Steffann Francois, Prudhon Jean-Louis, Puch Jean-Marc, Ferreira André, Descamps Loys, Verdier Régis, Caton Jacques
Clinique des Cèdres 21 rue Albert Londres 38432 Echirolles France.
Clinique Saint-George 2 Avenue de Cimiez 06100 Nice France.
SICOT J. 2015 Jun 5;1:7. doi: 10.1051/sicotj/2015015.
Several surgical approaches could be used in hip arthroplasty or trauma surgery: anterior, anterolateral, lateral, posterior (with or without trochanterotomy), using or not an orthopedic reduction table. Subtrochanteric and extra-capsular trochanteric fractures (ECTF) are usually treated by internal fixation with mandatory restrictions on weight bearing. Specific complications have been widely described. Mechanical failures are particularly high in unstable fractures. Hip fractures are a major public health issue with a mortality rate of 12%-23% at 1 year. An alternative option is to treat ECTF by total hip arthroplasty (THA) to prevent decubitus complications, to help rapid recovery, and to permit immediate weight bearing as well as quick rehabilitation. However, specific risks of THA have to be considered such as dislocation or cardiovascular failure. The classical approach (anterior or posterior) requires the opening of the joint and capsule, weakening hip stability and the repair of the great trochanter is sometimes hazardous. For 15 years, we have been treating unstable ECTF by THA with cementless stem, dual mobility cup (DMC), greater trochanter (GT) reattachment, and a new surgical approach preserving capsule, going through the fracture and avoiding joint dislocation. Bombaci first described a similar approach in 2008; our trans fractural digastric approach (medial gluteus and lateral vastus) is different. A coronal GT osteotomy is performed when there is no coronal fracture line. It allows easy access to the femoral neck and acetabulum. The THA is implanted without femoral internal rotation to avoid extra bone fragment displacement. With pre-operative planning, cup implantation is easy and stem positioning is adjusted referring to the top of the GT after trial reduction and preoperative planning. The longitudinal osteotomy and trochanteric fracture are repaired with wires and the digastric incision is closed. This variant of Bombaci approach could be use routinely for hemiarthroplasty or THA in the cases of unstable ECTF. It reduces complications usually linked to this procedure. Blood loss, operating time, and pain are limited, allowing fast recovery in order to decrease morbidity and mortality.

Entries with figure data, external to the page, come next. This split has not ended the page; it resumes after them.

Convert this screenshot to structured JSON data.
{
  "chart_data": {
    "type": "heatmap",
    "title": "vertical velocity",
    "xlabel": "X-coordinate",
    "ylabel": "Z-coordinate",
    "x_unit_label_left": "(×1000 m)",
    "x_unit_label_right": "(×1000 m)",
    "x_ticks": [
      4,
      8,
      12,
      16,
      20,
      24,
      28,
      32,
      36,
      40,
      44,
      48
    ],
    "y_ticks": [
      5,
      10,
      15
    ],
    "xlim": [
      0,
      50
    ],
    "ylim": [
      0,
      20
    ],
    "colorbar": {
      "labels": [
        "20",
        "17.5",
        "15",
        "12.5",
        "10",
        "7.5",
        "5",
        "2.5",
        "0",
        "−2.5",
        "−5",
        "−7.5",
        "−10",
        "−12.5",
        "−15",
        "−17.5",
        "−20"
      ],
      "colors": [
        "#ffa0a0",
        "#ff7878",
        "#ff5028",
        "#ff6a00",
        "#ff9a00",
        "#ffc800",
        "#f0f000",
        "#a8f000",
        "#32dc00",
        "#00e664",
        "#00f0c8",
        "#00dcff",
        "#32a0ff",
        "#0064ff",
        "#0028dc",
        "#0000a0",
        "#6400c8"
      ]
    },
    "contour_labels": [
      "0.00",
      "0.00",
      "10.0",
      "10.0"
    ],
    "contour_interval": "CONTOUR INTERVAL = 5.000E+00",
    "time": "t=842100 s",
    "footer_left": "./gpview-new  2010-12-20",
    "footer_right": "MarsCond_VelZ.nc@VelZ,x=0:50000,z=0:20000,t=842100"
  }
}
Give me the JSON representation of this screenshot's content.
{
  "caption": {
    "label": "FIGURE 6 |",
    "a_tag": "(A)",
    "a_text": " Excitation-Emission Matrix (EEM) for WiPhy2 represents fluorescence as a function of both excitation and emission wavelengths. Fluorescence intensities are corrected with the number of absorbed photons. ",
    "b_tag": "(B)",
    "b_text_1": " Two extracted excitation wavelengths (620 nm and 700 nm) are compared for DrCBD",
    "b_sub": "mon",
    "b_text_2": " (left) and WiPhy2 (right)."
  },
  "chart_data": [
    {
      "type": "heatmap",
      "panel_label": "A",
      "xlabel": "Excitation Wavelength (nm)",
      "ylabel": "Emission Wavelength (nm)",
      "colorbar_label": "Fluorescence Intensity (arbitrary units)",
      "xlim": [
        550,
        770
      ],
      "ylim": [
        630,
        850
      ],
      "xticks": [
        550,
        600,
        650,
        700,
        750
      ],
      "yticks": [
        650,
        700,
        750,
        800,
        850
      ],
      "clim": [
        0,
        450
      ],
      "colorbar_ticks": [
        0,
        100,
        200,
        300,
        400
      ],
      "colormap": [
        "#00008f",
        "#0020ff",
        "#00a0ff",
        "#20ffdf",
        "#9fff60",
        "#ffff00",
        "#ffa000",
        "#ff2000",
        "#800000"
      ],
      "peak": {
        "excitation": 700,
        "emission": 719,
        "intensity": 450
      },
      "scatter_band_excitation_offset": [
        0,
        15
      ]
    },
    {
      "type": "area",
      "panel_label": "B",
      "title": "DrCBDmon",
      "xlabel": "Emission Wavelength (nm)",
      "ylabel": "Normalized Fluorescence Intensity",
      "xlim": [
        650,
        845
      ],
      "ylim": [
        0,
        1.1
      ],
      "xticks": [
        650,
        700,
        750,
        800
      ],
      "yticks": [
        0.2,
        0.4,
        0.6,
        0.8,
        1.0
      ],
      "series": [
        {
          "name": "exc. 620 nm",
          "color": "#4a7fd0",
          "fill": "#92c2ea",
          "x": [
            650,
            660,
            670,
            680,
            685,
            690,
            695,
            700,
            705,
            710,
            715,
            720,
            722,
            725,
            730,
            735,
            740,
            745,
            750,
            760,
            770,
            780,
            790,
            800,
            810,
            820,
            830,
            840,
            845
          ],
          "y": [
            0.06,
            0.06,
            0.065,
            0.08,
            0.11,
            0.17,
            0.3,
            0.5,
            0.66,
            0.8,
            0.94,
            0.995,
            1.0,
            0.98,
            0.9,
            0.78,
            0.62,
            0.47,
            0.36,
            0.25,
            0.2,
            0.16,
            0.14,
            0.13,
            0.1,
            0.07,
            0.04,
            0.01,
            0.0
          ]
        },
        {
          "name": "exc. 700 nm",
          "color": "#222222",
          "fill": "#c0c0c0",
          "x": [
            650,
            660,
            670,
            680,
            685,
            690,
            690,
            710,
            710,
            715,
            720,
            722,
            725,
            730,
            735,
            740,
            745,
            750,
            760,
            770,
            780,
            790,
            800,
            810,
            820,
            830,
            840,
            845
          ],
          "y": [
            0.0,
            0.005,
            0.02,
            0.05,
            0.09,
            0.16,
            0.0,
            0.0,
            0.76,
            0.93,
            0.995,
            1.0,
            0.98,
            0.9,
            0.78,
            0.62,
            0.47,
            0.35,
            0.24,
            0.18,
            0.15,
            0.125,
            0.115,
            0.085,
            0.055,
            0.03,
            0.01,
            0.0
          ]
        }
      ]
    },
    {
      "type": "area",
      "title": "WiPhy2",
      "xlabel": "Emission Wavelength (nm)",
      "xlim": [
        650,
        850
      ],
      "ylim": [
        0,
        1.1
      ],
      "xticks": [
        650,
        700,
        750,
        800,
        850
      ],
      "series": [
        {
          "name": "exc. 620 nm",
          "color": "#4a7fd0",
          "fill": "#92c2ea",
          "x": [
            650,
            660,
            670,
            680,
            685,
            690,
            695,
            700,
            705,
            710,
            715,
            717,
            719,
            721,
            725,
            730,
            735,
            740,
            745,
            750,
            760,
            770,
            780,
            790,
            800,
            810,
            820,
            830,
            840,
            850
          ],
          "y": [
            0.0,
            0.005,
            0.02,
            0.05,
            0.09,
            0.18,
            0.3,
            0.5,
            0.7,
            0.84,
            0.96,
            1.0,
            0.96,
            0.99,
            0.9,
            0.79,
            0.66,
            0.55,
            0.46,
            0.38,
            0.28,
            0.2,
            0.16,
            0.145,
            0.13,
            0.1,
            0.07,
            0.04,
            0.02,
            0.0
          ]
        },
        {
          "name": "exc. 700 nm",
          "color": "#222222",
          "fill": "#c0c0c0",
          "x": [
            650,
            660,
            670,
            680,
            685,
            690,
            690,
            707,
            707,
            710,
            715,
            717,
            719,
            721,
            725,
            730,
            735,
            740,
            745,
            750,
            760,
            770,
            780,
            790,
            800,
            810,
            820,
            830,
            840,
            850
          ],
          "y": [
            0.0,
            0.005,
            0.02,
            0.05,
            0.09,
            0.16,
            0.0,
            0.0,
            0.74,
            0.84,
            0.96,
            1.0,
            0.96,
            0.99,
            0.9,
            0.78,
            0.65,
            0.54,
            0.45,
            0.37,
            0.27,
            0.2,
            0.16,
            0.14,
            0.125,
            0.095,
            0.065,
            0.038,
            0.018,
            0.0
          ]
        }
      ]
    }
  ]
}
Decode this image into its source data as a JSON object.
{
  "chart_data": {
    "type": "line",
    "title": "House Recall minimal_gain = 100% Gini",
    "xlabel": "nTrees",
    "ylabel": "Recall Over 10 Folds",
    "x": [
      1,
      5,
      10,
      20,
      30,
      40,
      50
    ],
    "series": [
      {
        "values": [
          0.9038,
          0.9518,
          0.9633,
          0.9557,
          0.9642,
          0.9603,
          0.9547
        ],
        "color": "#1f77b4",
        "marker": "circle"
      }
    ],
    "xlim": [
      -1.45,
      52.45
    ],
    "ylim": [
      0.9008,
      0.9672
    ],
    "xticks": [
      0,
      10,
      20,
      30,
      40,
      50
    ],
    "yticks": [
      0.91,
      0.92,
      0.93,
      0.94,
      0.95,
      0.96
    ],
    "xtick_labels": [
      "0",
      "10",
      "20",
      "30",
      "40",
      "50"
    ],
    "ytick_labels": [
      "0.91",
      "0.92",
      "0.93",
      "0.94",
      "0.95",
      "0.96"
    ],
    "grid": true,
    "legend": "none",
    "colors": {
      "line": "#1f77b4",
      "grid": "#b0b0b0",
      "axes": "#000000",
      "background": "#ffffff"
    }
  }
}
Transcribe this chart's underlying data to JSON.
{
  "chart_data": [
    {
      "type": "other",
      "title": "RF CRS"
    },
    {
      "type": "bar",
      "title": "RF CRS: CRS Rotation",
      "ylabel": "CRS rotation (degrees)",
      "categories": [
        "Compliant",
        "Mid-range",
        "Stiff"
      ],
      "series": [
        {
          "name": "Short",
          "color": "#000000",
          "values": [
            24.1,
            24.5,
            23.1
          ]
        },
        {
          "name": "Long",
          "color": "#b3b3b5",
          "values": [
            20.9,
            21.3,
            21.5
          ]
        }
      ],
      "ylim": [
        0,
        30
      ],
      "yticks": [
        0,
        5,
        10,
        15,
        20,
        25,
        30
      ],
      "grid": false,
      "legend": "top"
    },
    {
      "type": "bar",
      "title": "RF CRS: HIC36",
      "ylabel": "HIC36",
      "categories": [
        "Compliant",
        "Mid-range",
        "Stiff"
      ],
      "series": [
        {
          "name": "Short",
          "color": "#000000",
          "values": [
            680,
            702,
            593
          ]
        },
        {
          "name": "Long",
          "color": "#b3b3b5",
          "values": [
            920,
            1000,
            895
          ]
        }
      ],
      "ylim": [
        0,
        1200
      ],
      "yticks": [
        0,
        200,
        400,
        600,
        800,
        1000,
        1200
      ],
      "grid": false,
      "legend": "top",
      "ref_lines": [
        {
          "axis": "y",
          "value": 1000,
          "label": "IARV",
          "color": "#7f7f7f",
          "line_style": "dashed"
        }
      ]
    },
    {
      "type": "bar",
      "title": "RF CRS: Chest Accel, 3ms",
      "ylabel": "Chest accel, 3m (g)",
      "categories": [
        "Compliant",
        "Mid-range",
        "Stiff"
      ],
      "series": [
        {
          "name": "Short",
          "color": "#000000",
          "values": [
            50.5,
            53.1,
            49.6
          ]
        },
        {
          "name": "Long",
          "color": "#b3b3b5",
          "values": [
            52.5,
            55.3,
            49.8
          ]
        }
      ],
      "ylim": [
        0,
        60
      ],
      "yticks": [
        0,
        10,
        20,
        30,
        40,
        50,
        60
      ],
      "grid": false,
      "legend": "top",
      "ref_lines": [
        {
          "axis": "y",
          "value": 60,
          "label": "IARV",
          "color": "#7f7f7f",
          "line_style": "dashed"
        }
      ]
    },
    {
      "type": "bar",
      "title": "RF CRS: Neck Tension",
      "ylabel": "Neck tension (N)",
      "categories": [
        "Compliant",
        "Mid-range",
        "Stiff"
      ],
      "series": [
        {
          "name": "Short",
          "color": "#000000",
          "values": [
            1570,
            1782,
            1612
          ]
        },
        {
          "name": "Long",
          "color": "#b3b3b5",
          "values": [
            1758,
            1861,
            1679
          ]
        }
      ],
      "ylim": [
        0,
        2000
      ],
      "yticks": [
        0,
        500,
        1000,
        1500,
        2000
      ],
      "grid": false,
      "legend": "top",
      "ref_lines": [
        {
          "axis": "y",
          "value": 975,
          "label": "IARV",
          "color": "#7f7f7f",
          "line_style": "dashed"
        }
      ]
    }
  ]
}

前路、前外侧、外侧、后路(有或无大转子截骨),使用或不使用骨科复位台。转子下骨折和囊外转子骨折(ECTF)通常采用内固定治疗,并对负重有严格限制。特定并发症已被广泛描述。不稳定骨折的机械性失败发生率尤其高。髋部骨折是一个重大的公共卫生问题,1年死亡率为12% - 23%。另一种选择是通过全髋关节置换术(THA)治疗ECTF,以预防褥疮并发症,促进快速康复,并允许立即负重以及快速康复。然而,必须考虑THA的特定风险,如脱位或心血管衰竭。经典入路(前路或后路)需要打开关节和关节囊,削弱髋关节稳定性,并且大转子的修复有时具有危险性。15年来,我们一直采用无水泥柄、双动髋臼杯(DMC)、重新附着大转子(GT)以及一种保留关节囊、穿过骨折部位并避免关节脱位的新手术入路,通过THA治疗不稳定ECTF。Bombaci于2008年首次描述了类似的入路;我们的经骨折双肌入路(臀中肌内侧和股外侧肌)有所不同。当没有冠状骨折线时,进行冠状GT截骨。这样便于进入股骨颈和髋臼。植入THA时不进行股骨内旋,以避免额外骨碎片移位。通过术前规划,髋臼杯植入容易,并且在试行复位和术前规划后,参照GT顶部调整柄的位置。纵向截骨和转子骨折用钢丝修复,双肌切口关闭。这种Bombaci入路变体可常规用于不稳定ECTF病例的半髋关节置换术或THA。它减少了通常与此手术相关的并发症。失血、手术时间和疼痛都有限,有助于快速康复,从而降低发病率和死亡率。